The OEA says its backing several plans like a capital gains tax or wind tax, but as long as the legislature reaches that $50 million mark, they say the walkout is over.

“That’s just one route on a roadmap to get to a final destination. There are many other routes to get there,” said Priest.

But Republican lawmakers say they’ve already passed the largest tax increase in the state’s history, fully funded $2.9 billion education spending plan that includes $6,100 average raises for teachers and more money for the classroom. They say they’ve done enough.

“I’m not sure what else we can do this legislative session on top of what we’ve already done,” said Representative John Pfeiffer (R) Assistant Majority Whip.

Teachers at Norman High School agree the OEA’s demands are not realistic, especially calling for a capital gains tax that could hurt agriculture. They’d rather see a repeal of the income tax break.

“They are absolutely being unrealistic,” said Norman High School Teacher Dawn Brockman, “Because again, agriculture has a great lobbying force. With income tax there’s not going to be the calls to legislators so why not go after income tax. It’s a cost of an average of $30 per person.”

But teachers say the OEA doesn’t seem interested in their opinion.

“The OEA really doesn’t take into consideration a lot of our opinions. We haven’t been reached out to a lot of ways and they speak without us a lot of times,” said Brockman.

Norman High School Teacher Catherine Wilson added, “The communication with OEA has been very top down. I haven’t received any communication with OEA asking what it is that I’m here for.”

The OEA insists it is keeping lines of communication open with teachers. Tuesday, the organization filed a permit to continue the walkout at the Capitol through next week.

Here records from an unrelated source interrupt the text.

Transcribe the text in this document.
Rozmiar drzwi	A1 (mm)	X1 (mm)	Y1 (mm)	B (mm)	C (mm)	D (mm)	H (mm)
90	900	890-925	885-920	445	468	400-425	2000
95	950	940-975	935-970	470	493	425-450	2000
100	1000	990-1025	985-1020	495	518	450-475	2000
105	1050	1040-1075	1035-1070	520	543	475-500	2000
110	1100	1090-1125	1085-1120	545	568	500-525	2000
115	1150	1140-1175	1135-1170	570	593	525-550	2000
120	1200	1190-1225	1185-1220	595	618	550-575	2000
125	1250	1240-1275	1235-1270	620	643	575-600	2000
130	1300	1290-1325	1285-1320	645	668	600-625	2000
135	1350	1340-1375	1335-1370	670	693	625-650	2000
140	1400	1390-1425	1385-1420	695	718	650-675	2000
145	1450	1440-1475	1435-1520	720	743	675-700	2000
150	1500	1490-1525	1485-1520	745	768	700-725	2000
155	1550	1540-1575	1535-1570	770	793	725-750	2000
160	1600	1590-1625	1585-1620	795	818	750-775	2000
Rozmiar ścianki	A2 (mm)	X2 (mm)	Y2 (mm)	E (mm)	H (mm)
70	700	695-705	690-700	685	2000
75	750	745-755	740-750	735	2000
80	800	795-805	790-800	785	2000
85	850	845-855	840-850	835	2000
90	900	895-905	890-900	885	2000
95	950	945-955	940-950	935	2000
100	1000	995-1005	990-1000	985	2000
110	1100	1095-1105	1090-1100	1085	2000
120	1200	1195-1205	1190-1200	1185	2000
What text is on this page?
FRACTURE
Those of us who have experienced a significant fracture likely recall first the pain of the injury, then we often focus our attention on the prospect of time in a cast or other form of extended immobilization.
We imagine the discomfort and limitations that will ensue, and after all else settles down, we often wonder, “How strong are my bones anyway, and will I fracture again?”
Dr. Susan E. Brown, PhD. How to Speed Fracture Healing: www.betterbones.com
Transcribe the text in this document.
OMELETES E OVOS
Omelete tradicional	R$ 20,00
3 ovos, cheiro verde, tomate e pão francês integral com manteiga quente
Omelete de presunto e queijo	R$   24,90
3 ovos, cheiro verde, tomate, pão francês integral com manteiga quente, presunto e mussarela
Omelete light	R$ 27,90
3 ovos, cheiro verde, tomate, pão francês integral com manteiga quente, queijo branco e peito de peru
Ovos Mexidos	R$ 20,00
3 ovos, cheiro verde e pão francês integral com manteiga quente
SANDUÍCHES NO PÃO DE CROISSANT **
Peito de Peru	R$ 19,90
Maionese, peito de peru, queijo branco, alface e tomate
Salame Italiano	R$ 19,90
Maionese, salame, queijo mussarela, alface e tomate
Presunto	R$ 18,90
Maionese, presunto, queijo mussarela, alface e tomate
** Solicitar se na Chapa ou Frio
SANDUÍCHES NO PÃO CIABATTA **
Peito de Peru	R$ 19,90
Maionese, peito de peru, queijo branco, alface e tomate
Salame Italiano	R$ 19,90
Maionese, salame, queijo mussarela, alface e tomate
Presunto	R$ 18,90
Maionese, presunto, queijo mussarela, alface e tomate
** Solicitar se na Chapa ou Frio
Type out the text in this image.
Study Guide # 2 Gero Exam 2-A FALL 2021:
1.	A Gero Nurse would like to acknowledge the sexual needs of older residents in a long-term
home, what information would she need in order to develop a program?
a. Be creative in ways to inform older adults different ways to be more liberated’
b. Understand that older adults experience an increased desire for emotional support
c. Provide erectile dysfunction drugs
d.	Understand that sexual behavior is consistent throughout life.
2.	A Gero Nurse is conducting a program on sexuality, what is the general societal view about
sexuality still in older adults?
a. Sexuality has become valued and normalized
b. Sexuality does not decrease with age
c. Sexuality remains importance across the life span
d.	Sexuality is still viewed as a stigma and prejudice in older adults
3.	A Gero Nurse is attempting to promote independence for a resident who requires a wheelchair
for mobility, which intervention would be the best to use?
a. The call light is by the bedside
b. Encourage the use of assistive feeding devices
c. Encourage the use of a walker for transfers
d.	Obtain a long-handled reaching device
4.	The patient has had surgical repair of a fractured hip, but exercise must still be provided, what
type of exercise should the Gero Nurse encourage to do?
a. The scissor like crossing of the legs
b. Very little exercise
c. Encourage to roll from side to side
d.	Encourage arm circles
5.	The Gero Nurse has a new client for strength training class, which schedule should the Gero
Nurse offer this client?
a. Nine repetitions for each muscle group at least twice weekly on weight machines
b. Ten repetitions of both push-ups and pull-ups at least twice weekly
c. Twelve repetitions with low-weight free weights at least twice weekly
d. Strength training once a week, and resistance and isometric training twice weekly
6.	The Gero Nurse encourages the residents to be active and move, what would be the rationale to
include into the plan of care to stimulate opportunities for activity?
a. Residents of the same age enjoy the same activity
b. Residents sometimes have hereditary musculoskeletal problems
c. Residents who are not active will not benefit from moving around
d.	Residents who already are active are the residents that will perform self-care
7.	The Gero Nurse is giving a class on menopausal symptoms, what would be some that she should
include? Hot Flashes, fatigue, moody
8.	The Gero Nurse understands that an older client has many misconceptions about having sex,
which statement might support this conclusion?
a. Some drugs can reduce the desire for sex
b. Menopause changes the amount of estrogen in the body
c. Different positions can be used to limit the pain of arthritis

Tuesday evening, Priest released the following statement in response to Gov. Fallin signing the repeal of the hotel-motel tax: 

“Governor Fallin has spent years doing far too little for public education, so it’s no surprise that she took measures to further neglect students today. The governor and lawmakers keep closing the door on revenue options when Oklahomans are asking for a better path forward. Filing for office starts Wednesday. Public education should be the issue this November. We need candidates who are worthy of our children.”